Sandy may cost the insurance industry up to $25 billion, according to a new estimate that provides the largest potential price tag for the storm so far.
Disaster-modeling company Risk Management Solutions Inc. has begun telling clients that Sandy caused an estimated $20 billion to $25 billion in insured losses when it struck the most densely populated part of the country two weeks ago.
That is higher than earlier estimates from Risk Management Solutions' two main competitors, AIR Worldwide and Eqecat, and would mark Sandy as second only to 2005's Hurricane Katrina for insured losses.
Eqecat predicted on Nov. 2 that the insurance industry is likely to pay out between $10 billion and $20 billion.
Insurance industry executives, Wall Street analysts and ratings companies have been saying the insurance industry should have no trouble digesting the costs of the devastating storm.
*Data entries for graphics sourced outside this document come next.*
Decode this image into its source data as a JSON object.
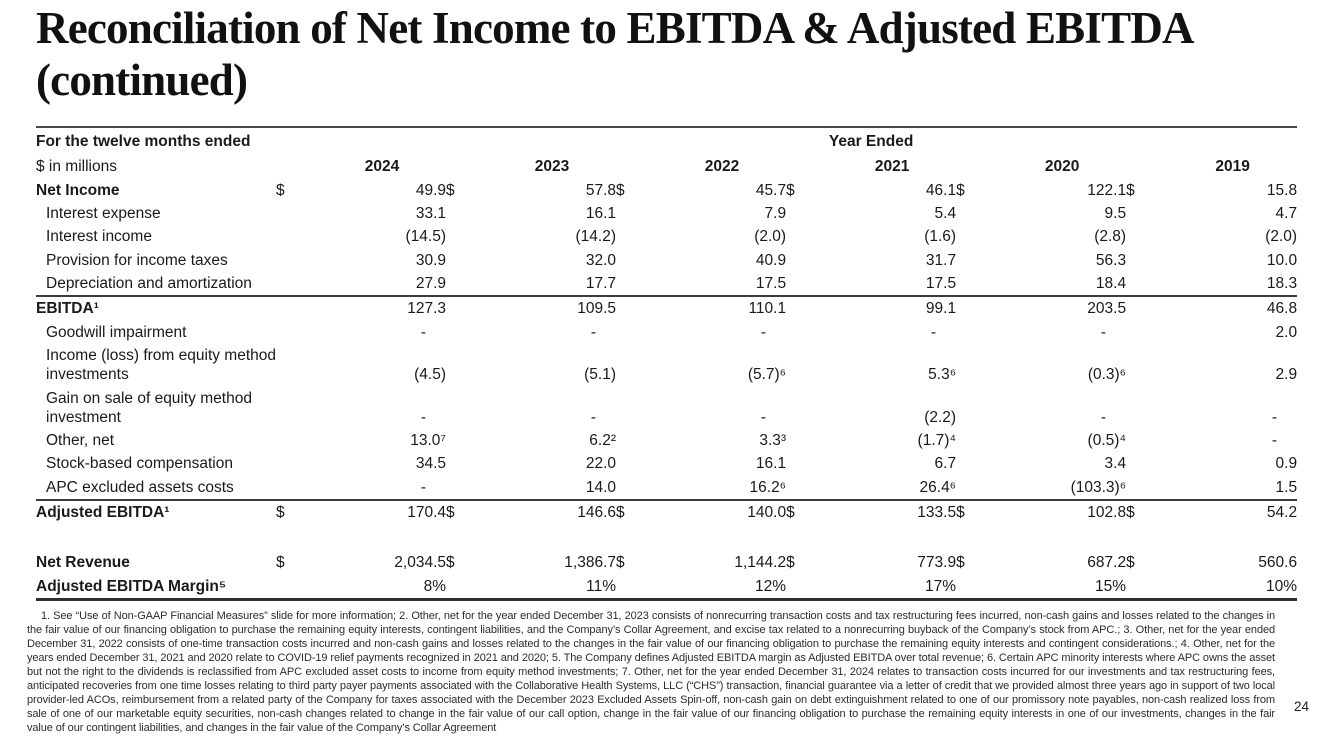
{
  "page": {
    "title": "Reconciliation of Net Income to EBITDA & Adjusted EBITDA (continued)",
    "page_number": "24"
  },
  "table": {
    "currency_symbol": "$",
    "header": {
      "left_label": "For the twelve months ended",
      "sub_label": "$ in millions",
      "year_ended_label": "Year Ended",
      "years": [
        "2024",
        "2023",
        "2022",
        "2021",
        "2020",
        "2019"
      ]
    },
    "rows": [
      {
        "label": "Net Income",
        "bold": true,
        "dollar": true,
        "values": [
          "49.9",
          "57.8",
          "45.7",
          "46.1",
          "122.1",
          "15.8"
        ]
      },
      {
        "label": "Interest expense",
        "indent": true,
        "values": [
          "33.1",
          "16.1",
          "7.9",
          "5.4",
          "9.5",
          "4.7"
        ]
      },
      {
        "label": "Interest income",
        "indent": true,
        "values": [
          "(14.5)",
          "(14.2)",
          "(2.0)",
          "(1.6)",
          "(2.8)",
          "(2.0)"
        ]
      },
      {
        "label": "Provision for income taxes",
        "indent": true,
        "values": [
          "30.9",
          "32.0",
          "40.9",
          "31.7",
          "56.3",
          "10.0"
        ]
      },
      {
        "label": "Depreciation and amortization",
        "indent": true,
        "values": [
          "27.9",
          "17.7",
          "17.5",
          "17.5",
          "18.4",
          "18.3"
        ]
      },
      {
        "label": "EBITDA¹",
        "bold": true,
        "rule_above": true,
        "values": [
          "127.3",
          "109.5",
          "110.1",
          "99.1",
          "203.5",
          "46.8"
        ]
      },
      {
        "label": "Goodwill impairment",
        "indent": true,
        "values": [
          "-",
          "-",
          "-",
          "-",
          "-",
          "2.0"
        ]
      },
      {
        "label": "Income (loss) from equity method investments",
        "indent": true,
        "values": [
          "(4.5)",
          "(5.1)",
          "(5.7)⁶",
          "5.3⁶",
          "(0.3)⁶",
          "2.9"
        ]
      },
      {
        "label": "Gain on sale of equity method investment",
        "indent": true,
        "values": [
          "-",
          "-",
          "-",
          "(2.2)",
          "-",
          "-"
        ]
      },
      {
        "label": "Other, net",
        "indent": true,
        "values": [
          "13.0⁷",
          "6.2²",
          "3.3³",
          "(1.7)⁴",
          "(0.5)⁴",
          "-"
        ]
      },
      {
        "label": "Stock-based compensation",
        "indent": true,
        "values": [
          "34.5",
          "22.0",
          "16.1",
          "6.7",
          "3.4",
          "0.9"
        ]
      },
      {
        "label": "APC excluded assets costs",
        "indent": true,
        "values": [
          "-",
          "14.0",
          "16.2⁶",
          "26.4⁶",
          "(103.3)⁶",
          "1.5"
        ]
      },
      {
        "label": "Adjusted EBITDA¹",
        "bold": true,
        "dollar": true,
        "rule_above": true,
        "values": [
          "170.4",
          "146.6",
          "140.0",
          "133.5",
          "102.8",
          "54.2"
        ]
      },
      {
        "spacer": true
      },
      {
        "label": "Net Revenue",
        "bold": true,
        "dollar": true,
        "values": [
          "2,034.5",
          "1,386.7",
          "1,144.2",
          "773.9",
          "687.2",
          "560.6"
        ]
      },
      {
        "label": "Adjusted EBITDA Margin⁵",
        "bold": true,
        "rule_below": true,
        "values": [
          "8%",
          "11%",
          "12%",
          "17%",
          "15%",
          "10%"
        ]
      }
    ]
  },
  "footnotes": "1. See “Use of Non-GAAP Financial Measures” slide for more information; 2. Other, net for the year ended December 31, 2023 consists of nonrecurring transaction costs and tax restructuring fees incurred, non-cash gains and losses related to the changes in the fair value of our financing obligation to purchase the remaining equity interests, contingent liabilities, and the Company’s Collar Agreement, and excise tax related to a nonrecurring buyback of the Company’s stock from APC.; 3. Other, net for the year ended December 31, 2022 consists of one-time transaction costs incurred and non-cash gains and losses related to the changes in the fair value of our financing obligation to purchase the remaining equity interests and contingent considerations.; 4. Other, net for the years ended December 31, 2021 and 2020 relate to COVID-19 relief payments recognized in 2021 and 2020; 5. The Company defines Adjusted EBITDA margin as Adjusted EBITDA over total revenue; 6. Certain APC minority interests where APC owns the asset but not the right to the dividends is reclassified from APC excluded asset costs to income from equity method investments; 7. Other, net for the year ended December 31, 2024 relates to transaction costs incurred for our investments and tax restructuring fees, anticipated recoveries from one time losses relating to third party payer payments associated with the Collaborative Health Systems, LLC (“CHS”) transaction, financial guarantee via a letter of credit that we provided almost three years ago in support of two local provider-led ACOs, reimbursement from a related party of the Company for taxes associated with the December 2023 Excluded Assets Spin-off, non-cash gain on debt extinguishment related to one of our promissory note payables, non-cash realized loss from sale of one of our marketable equity securities, non-cash changes related to change in the fair value of our call option, change in the fair value of our financing obligation to purchase the remaining equity interests in one of our investments, changes in the fair value of our contingent liabilities, and changes in the fair value of the Company’s Collar Agreement"
}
While the potential price tag keeps climbing, Moody's Investors Service has said it would take about $50 billion in losses before most insurers began to feel a significant bite.
Estimates from Eqecat and other disaster-modeling firms are tracked closely by the insurance industry for the early indications they give on the likely costs of major disasters. The insurers themselves likely won't have a full understanding of the true costs of the storm for weeks or months.
A spokeswoman for RMS confirmed the number, and added that the company hadn't released the figure publicly because it is in the process of "working with our clients to help them to determine the impact of Sandy."